In the two years since the vote to leave the European Union, Britain has gone from being a pace-setter among the world’s big economies to falling into the slow lane. And the uncertainty over what relations with the EU will be when Brexit becomes official on March 29, 2019 could make matters worse.
Prime Minister Theresa May’s Conservative government remains split on what those relations should be. There are those who favor a “hard Brexit,” a clean break that takes Britain out of the bloc’s free trade union but also gives it more freedom to strike new trade deals around the world. Others want to keep Britain as close as possible to the EU, Britain’s biggest trading partner, which could mean it has to obey more of the bloc’s rules.
Big companies are sounding the alarm bell, with plane making giant Airbus this week threatening to pull out of the country, where it employs 14,000, if it gets no clarity on future trade deals.
“Thousands of skilled, well-paid jobs are now on the line because of the shambolic mess the government have created over the Brexit negotiations,” said Darren Jones, the lawmaker for the community where Airbus has its plant.
Before the referendum of June 2016, the British economy had been one of the fastest-growing industrial economies for years. Now, it’s barely growing. In the first quarter of this year it expanded by just 0.1 percent from the previous three-month period, its slowest rate in about five years.
For most people, the first and most noticeable impact was the drop in the pound. The currency slid 15 percent after the vote in June 2016 to a post-1985 low of $1.21. That boosted prices by making imports and energy more expensive for consumers and companies — the rate of inflation hit a high of 3 percent late last year.
The weaker pound helped some companies: exporters and multinationals that do not sell mainly in the UK But it hurt consumer spending and businesses that depend on their shopping. The retail industry was hit hard, with high-profile companies like Toys R Us and Maplin going bust, and supermarket chain Marks and Spencer planning deep cuts.
While prices rose, wages lagged, even though unemployment is at its lowest since 1975, at 4.2 percent.
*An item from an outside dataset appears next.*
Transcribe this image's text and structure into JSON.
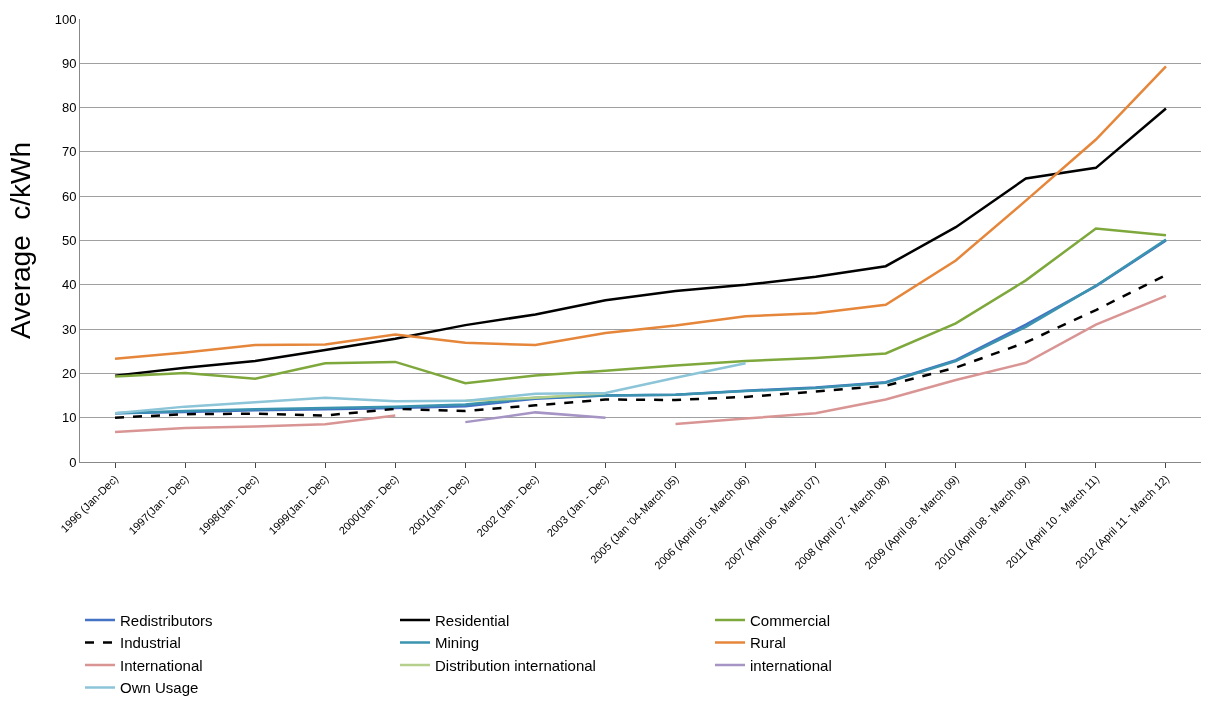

“After Brexit, prices definitely went up,” said Nagesh Balusu, manager of the Salt Whisky Bar and Dining Room in London. “We struggled a bit earlier this year, so now we’ve increased the prices.” The bar is next to Hyde Park, a popular destination for foreign visitors. “The tourists have a good exchange rate. They know they can spend a little bit more than they usually do. But the locals are coming a little less. They are starting to think about how much they spend.”
The governor of the Bank of England, Mark Carney, estimated recently that average household incomes are around 900 pounds lower than the bank was forecasting on the eve of the referendum.
The real estate market, meanwhile, has cooled considerably, with the number of property sales in London near a historic low last year, according to estate agent Foxtons.
While some foreign prospective buyers were attracted by the drop in the pound, others seem to have been scared off by uncertainty over what Brexit might mean for their investment.
House prices are stagnating after years of gains, also due to expectations that the Bank of England will keep gradually increasing interest rates.
Nic Budden, Foxton’s CEO, predicts that the real estate market will remain challenging this year, while Samuel Tombs, analyst at Pantheon Economics, predicts that house prices will flatline for the next 6 months.
Against the backdrop of uncertainty, businesses have become more reluctant to invest in big projects. Because Brexit could lead to tariffs on EU imports of British goods, companies are hesitant to spend big on British plants and office space before they know what the new rules will be.
Benoit Rochet, the deputy chief of the port of Calais, the French town across the Channel from Britain, complained to a parliamentary committee this month that “we know there is Brexit but we don’t know exactly what Brexit means.”
“You are not alone,” responded the Conservative chair of the committee, Nicky Morgan.